The older women who are most at risk for osteoporosis are tending not to screen for it after experiencing a hip fracture, according to a recent analysis from the American Association of Retired Persons (AARP).

The study, conducted by the AARP Public Policy Institute, notes that fewer than 20% of older women who break their hip receive at least of the recommended osteoporosis screening tests or treatments within 6 months after their injury.

In addition, the report suggests that women ages 80 and older who break a bone are the least likely age group to be screened for osteoporosis or to begin using drug therapy, and have a significantly higher risk of experiencing a second fracture than those who screened for osteoporosis or received treatment.

“Our study suggests that surprisingly few women are evaluated or treated for osteoporosis following hip fractures,” says PPI Vice President of Health Security Lina Walker, PhD, in a media release. “Addressing these missed opportunities would likely make a big difference in the survival rate and the quality of life for older women who break a hip.”
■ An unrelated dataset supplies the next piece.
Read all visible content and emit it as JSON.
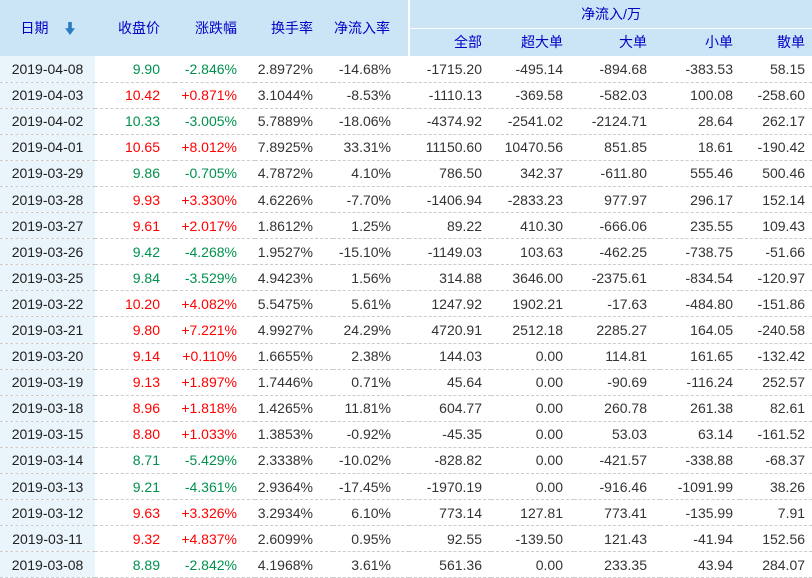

Survey findings, per the release, include: Only 17% of women ages 50 and older had at least one of the recommended osteoporosis-related health services within 6 months of their hip fracture: 13% underwent bone density testing and 7% started using osteoporosis drug therapy (a small percentage did both); and Just 23% of women ages 50 and older were evaluated or treated for osteoporosis within the first year following their hip fracture.

More findings include: Women ages 80 and above were 34% less likely than those ages 50 to 79 to use the recommended services in a timely manner; and Women ages 80 and above who did not have bone density testing or begin taking osteoporosis drugs within 6 months of their first fracture were 62% more likely to experience a second hip fracture compared with those in their age group who did receive recommended services in a timely manner.

The study was conducted using data from the OptumLabs Data Warehouse. The AARP Public Policy Institute assessed post-fracture care among all study-eligible women ages 50 and older who had a hip fracture between 2008 and 2013. Nearly 55% of the study population was at least 80 years old, the release explains.